Configuration	Translation (cm)↓	Rotation (°)↓	Note
I: VGG16 baseline	174	5.45	Baseline
II: EfficientNet-B0	103	4.64	Better features
III: +Pose augmentation	75	3.52	Novel views effective
IV: +Appearance augmentation	60	3.14	Appearance diversity effective
V: +Conv decoder	52	2.51	More parameters
VI: +Transformer	40	1.98	Long-range dependency
VII: +Discriminator	33	1.48	Domain gap bridged

Key Findings¶

MARS autonomous driving scene: Under challenges of dynamic objects, illumination variation, and motion blur, RAP achieves an average error of 28 cm/0.60°, substantially outperforming PoseNet at 121 cm/1.67°.
Aachen Day-Night: RAP reduces rotation error from 75.99° to 13.70°, demonstrating the critical role of appearance diversity under extreme illumination changes — while SCR methods such as ACE (104.50°) and GLACE (36.4°) fail in this scenario.
Generalization evaluation: On St. George's Basilica, the model still produces reasonable pose predictions even for test regions completely unseen during training, suggesting that APR begins to exhibit generalization beyond simple memorization.
RAPref, combined with a single render-and-match refinement step, reduces indoor error to sub-centimeter level (0.60 cm/0.20°).

Highlights & Insights¶

Core Finding: The prior failure of appearance augmentation in APR was not due to the futility of appearance diversity, but rather because the training pipeline — lacking domain alignment — could not exploit synthetic data containing artifacts.
Elegant Use of Adversarial Training: Instead of using a GAN to generate images, a discriminator is employed to align feature spaces, encouraging the regressor to learn domain-invariant pose features.
This work challenges the prevailing view that "APR is merely doing image retrieval" — with sufficiently diverse synthetic data, APR can indeed perform interpolation and a degree of extrapolation on the SE(3) manifold.
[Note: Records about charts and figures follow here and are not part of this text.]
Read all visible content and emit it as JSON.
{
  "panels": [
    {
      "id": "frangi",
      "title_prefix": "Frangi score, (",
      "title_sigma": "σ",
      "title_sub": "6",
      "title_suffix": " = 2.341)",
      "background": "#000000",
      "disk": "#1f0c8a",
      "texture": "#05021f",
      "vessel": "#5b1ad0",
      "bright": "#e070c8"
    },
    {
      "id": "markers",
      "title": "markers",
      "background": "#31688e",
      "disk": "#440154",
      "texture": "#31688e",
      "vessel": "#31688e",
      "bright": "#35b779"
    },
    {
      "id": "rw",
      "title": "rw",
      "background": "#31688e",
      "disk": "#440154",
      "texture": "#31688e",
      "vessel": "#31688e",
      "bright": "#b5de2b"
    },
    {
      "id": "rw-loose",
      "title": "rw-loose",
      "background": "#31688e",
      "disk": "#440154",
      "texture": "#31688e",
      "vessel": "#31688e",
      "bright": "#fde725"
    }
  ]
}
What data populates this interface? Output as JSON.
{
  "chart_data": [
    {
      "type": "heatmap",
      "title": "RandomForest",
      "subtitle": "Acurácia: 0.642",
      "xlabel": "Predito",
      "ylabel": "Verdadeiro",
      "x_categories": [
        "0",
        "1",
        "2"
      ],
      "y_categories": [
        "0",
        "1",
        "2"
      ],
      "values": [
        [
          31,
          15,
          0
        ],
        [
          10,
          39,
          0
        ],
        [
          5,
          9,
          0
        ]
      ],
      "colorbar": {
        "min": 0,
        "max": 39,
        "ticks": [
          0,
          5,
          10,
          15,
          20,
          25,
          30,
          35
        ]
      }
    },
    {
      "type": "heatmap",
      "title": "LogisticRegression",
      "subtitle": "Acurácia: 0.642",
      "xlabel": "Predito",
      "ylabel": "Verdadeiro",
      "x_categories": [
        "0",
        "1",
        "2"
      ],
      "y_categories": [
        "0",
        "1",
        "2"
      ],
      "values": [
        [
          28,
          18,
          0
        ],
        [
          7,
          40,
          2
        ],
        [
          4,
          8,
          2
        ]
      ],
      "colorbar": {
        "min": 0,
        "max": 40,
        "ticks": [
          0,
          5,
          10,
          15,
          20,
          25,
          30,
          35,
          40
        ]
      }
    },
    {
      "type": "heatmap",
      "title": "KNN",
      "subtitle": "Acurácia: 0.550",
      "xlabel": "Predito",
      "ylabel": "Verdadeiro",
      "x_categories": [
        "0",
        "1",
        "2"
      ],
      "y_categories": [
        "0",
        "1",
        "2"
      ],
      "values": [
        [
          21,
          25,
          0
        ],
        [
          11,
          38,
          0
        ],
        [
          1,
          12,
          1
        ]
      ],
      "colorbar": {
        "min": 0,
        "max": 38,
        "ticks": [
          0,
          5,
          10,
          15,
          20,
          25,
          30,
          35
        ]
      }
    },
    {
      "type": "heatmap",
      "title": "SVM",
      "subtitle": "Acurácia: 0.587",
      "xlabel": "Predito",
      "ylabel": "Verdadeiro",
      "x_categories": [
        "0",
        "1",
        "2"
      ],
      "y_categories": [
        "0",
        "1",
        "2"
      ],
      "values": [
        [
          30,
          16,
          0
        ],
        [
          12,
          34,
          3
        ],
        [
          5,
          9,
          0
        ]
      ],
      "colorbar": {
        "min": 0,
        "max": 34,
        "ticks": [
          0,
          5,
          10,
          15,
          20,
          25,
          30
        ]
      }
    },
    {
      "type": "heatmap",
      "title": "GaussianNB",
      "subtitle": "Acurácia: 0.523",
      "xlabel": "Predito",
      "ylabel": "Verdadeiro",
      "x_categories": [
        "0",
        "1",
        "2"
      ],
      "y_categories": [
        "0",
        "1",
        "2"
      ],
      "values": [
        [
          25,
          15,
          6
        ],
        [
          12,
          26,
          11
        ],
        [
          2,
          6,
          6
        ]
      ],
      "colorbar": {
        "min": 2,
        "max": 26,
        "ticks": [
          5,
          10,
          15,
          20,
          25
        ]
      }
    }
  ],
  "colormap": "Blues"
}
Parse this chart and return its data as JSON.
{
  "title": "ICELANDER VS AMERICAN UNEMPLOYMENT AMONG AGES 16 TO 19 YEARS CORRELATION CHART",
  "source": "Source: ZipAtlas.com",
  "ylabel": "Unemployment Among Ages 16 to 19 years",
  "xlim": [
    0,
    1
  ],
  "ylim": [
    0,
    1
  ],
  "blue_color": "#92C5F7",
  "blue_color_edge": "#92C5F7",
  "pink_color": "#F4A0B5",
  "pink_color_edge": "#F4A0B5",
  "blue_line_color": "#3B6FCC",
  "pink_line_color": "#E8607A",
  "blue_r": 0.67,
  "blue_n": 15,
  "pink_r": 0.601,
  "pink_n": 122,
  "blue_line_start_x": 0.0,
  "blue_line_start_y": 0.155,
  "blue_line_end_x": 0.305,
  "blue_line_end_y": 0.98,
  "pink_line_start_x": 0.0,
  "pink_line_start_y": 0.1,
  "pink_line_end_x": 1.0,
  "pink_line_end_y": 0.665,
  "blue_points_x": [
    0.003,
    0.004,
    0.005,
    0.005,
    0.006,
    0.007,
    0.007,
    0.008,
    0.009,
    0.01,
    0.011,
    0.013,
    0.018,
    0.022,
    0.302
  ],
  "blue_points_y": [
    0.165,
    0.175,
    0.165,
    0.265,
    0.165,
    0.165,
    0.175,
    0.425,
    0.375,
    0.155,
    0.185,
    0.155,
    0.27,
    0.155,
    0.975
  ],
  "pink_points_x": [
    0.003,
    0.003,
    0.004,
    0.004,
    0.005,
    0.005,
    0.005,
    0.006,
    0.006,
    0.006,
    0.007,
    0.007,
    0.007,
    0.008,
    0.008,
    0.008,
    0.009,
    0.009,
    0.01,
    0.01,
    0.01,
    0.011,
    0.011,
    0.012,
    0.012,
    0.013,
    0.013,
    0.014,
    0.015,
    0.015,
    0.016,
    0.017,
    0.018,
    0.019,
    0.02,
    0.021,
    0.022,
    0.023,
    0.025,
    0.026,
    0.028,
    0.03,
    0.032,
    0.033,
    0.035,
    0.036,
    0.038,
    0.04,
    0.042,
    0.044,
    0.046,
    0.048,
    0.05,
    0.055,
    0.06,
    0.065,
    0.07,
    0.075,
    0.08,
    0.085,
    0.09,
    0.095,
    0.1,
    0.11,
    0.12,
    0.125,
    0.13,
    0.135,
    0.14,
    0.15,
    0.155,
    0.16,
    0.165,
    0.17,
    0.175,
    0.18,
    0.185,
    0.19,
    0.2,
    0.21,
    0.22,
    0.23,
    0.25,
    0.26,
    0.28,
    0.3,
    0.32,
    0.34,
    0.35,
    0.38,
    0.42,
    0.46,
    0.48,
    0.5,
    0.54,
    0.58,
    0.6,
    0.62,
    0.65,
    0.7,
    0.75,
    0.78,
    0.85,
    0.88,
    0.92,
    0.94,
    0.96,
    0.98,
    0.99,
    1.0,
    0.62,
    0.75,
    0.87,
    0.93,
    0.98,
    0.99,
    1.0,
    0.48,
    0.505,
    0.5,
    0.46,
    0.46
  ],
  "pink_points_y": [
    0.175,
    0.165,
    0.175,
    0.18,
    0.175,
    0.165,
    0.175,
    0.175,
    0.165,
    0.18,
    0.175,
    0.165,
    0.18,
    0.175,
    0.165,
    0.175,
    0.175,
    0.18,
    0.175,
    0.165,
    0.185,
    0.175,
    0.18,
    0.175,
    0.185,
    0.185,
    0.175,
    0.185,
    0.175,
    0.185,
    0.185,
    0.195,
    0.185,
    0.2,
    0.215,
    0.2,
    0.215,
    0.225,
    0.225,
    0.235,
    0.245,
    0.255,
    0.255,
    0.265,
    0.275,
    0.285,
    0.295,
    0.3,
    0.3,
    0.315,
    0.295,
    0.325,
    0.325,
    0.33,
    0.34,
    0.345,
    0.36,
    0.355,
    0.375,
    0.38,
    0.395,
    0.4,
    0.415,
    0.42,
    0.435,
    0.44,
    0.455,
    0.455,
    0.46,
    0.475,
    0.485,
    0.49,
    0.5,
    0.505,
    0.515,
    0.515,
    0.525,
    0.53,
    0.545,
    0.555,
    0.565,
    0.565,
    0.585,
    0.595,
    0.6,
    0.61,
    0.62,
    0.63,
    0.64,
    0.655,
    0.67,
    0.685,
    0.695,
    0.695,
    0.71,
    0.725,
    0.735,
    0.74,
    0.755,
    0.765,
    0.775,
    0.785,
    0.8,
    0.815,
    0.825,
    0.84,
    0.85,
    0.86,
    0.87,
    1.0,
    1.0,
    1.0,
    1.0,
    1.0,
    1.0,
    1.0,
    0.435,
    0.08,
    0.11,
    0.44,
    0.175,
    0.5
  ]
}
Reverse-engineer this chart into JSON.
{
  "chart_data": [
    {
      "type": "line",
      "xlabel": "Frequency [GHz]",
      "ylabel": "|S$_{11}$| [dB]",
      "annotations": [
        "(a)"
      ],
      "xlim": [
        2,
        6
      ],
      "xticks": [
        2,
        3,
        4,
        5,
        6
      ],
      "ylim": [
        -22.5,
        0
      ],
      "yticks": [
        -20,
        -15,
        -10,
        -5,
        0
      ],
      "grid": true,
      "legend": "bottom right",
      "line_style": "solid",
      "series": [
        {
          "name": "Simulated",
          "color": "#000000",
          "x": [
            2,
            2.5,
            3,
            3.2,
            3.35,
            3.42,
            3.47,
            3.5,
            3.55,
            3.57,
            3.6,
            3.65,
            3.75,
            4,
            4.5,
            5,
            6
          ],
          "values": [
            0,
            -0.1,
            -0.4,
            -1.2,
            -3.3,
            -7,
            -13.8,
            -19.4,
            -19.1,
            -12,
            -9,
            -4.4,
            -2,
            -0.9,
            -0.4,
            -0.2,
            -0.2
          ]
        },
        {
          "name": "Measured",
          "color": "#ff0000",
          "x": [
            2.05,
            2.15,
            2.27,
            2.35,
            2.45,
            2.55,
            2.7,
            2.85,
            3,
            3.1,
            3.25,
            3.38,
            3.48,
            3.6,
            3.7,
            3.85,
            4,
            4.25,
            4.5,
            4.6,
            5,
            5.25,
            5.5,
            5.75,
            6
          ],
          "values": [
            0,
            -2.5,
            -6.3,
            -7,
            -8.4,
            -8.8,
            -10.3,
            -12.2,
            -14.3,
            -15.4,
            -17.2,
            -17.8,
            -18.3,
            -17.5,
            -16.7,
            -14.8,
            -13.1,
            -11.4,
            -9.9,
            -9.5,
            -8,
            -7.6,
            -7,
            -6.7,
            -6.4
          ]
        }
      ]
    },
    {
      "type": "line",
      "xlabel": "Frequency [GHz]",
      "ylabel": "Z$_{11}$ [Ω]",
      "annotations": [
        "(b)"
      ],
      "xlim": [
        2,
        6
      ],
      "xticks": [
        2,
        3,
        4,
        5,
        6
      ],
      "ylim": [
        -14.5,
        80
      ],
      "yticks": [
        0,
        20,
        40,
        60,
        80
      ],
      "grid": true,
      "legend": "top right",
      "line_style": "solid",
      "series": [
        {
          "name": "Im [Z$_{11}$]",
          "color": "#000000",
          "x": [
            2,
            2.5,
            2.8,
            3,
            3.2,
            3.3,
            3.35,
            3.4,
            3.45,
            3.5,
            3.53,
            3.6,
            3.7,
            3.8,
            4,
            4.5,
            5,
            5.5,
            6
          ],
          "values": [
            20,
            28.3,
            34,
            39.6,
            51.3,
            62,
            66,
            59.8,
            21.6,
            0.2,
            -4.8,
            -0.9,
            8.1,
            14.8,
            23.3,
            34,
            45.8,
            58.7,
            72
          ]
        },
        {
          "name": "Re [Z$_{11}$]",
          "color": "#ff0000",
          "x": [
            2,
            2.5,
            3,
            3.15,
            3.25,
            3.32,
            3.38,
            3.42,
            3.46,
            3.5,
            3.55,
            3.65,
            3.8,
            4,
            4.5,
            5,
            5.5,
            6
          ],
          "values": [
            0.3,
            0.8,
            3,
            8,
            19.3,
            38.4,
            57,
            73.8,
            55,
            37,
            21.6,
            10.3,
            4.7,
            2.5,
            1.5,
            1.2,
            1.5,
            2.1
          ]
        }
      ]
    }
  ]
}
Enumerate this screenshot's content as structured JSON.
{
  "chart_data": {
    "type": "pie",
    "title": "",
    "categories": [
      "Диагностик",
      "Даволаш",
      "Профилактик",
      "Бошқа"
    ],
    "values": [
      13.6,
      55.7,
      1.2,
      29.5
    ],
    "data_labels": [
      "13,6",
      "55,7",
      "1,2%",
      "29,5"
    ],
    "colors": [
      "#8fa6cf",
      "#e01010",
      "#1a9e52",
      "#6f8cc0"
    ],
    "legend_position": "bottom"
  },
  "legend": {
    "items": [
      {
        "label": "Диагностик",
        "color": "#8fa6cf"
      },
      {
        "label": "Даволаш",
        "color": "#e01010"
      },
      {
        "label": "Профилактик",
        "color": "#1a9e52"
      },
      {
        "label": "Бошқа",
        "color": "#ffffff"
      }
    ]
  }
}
Limitations & Future Work¶

Generalization on the SE(3) manifold has boundaries: when rotational perturbations are large (i.e., visual content changes entirely), the model still fails to generalize.
3DGS training without masking dynamic objects may introduce noise in highly dynamic scenes.
Hyperparameters of the progressive data synthesis strategy (perturbation range, synthesis frequency) require manual tuning for different scenes.
Extension of appearance augmentation to a broader range of environmental variations (e.g., seasonal changes, haze) remains unexplored.

DFNet and PMNet perform only pose augmentation; RAP additionally incorporates appearance augmentation and adversarial training, forming a complete "diverse data utilization" paradigm.
The appearance modeling concept from GS-W is repurposed as a data augmentation engine rather than for scene reconstruction per se.
The strategy of using an adversarial discriminator to bridge domain gaps is generalizable to other vision tasks trained on synthetic data.

Rating¶

Novelty: ⭐⭐⭐⭐ First effective application of adversarial training to bridge the synthetic-to-real domain gap in visual localization.
Experimental Thoroughness: ⭐⭐⭐⭐⭐ Four datasets (indoor/outdoor/driving/day-night) with comprehensive ablations and exploration of generalization boundaries.
Writing Quality: ⭐⭐⭐⭐ Motivation is clearly articulated; experimental design is convincing.
Value: ⭐⭐⭐⭐ Achieves substantial improvements in APR and redefines the role of data augmentation for this task.